Urdu calligraphy, known as the ‘bride of calligraphy scripts’, is an art of preserving a language of love and resistance, he adds, as he dips a finely-sharpened bamboo reed, the tip honed to precision, in black ink to begin a work of art sitting inside the Kutub Khana Anjuman-e-Taraqqi-e-Urdu, a bookstore with a beautiful view of the majestic Jama Masjid.

Ghalib learnt the art in a madarsa in Darul Uloom, Deoband, Uttar Pradesh. His teachers ingrained into him that mastery would come only through repeating the same work. “Each letter was practiced a thousand times, until muscle and memory worked in quiet harmony. We had to devote one hour daily until our writing was perfect.”

He recalls the days when the market thrived on the art of hand-lettered Urdu script and his craft adorned wedding invitations, official documents and the pages of Urdu newspapers. “People would come to me for everything—from writing names on voters’ lists and designing hoardings to crafting the perfect words for invitations of all kinds,” he says, adding that the business has fallen silent now.

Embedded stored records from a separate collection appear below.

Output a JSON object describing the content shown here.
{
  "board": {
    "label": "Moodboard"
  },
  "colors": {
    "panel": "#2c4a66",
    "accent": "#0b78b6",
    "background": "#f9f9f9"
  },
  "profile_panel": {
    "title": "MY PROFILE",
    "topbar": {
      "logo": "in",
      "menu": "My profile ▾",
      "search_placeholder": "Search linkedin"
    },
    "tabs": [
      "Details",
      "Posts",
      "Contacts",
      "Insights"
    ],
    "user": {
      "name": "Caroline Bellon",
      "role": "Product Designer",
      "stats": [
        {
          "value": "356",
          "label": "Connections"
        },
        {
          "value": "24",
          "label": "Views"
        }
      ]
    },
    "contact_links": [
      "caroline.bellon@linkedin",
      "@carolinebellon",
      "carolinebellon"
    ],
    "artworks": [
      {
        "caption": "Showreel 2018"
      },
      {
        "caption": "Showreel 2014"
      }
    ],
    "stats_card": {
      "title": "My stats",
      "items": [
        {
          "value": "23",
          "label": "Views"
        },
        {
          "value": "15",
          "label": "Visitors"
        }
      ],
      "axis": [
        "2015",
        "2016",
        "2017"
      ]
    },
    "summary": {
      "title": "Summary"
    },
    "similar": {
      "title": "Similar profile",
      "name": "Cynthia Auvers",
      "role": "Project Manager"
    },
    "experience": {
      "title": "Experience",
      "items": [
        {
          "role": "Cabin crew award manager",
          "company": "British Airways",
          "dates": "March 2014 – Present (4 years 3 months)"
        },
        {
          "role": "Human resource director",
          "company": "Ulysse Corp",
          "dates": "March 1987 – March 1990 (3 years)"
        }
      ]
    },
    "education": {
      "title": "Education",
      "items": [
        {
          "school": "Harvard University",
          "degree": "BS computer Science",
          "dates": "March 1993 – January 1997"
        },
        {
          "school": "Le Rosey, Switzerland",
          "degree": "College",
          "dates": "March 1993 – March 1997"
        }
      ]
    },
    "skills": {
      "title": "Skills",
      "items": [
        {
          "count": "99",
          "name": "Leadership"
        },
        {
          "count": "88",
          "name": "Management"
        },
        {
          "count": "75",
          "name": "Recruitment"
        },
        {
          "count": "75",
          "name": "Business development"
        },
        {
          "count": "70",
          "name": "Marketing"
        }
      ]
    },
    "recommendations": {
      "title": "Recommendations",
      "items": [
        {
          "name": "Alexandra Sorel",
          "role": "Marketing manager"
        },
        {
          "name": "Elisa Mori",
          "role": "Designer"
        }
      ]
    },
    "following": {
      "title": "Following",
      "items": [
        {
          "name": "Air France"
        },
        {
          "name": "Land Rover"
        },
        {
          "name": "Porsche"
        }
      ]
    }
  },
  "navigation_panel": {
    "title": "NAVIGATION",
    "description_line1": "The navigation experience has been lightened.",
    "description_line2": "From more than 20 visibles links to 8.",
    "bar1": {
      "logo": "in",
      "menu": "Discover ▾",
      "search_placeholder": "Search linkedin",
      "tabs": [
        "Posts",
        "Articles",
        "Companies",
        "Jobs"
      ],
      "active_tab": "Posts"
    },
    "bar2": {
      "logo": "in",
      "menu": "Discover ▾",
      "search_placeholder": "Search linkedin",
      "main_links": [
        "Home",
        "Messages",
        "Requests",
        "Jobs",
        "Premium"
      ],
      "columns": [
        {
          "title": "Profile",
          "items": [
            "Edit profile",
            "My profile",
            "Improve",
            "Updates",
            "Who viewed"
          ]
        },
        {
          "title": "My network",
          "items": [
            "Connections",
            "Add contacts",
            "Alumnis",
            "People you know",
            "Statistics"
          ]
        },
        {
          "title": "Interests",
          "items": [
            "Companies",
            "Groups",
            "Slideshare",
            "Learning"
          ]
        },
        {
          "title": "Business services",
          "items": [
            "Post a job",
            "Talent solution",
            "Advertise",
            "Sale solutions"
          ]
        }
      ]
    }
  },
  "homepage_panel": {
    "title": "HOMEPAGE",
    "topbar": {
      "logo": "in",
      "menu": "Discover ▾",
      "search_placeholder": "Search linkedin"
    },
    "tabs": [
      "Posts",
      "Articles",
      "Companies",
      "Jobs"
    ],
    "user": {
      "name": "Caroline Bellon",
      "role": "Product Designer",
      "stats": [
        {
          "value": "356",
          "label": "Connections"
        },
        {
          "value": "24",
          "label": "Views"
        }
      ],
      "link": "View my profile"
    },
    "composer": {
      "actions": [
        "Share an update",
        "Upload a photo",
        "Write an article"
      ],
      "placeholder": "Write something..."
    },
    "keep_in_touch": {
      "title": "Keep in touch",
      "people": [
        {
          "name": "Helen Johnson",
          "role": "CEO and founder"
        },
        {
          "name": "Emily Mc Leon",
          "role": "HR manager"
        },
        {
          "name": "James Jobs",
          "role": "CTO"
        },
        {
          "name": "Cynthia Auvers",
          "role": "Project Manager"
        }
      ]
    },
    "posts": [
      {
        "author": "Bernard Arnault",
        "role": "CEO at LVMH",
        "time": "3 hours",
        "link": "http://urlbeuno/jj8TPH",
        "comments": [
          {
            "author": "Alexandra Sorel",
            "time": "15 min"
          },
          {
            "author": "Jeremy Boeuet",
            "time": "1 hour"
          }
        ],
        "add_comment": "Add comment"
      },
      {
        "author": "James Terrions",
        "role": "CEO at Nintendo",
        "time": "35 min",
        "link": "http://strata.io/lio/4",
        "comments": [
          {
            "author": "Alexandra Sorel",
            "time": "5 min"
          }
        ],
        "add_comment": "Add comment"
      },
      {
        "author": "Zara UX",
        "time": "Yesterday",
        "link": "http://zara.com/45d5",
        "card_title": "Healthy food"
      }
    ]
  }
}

But it has not stopped him from chasing the elegance of a dying script. “Earlier calligraphers would sit together giving shape to beautiful letters; then printing press snatched away the craftsmanship and produced artistically designed letters mechanically. Today one computer gets the same job done within a fraction of time, cost and effort. Back in the day, the government helped to set up the Ghalib Academy and the Urdu Academy to promote the art of calligraphy. Now, the art does not offer a sustainable means of living. As a result people are not interested in pursuing it,” he rues.

“Only the artist connected to this art know the emotional weight it carries. The human warmth and personal touch that were inherent in each handwritten piece, is going extinct,” he says.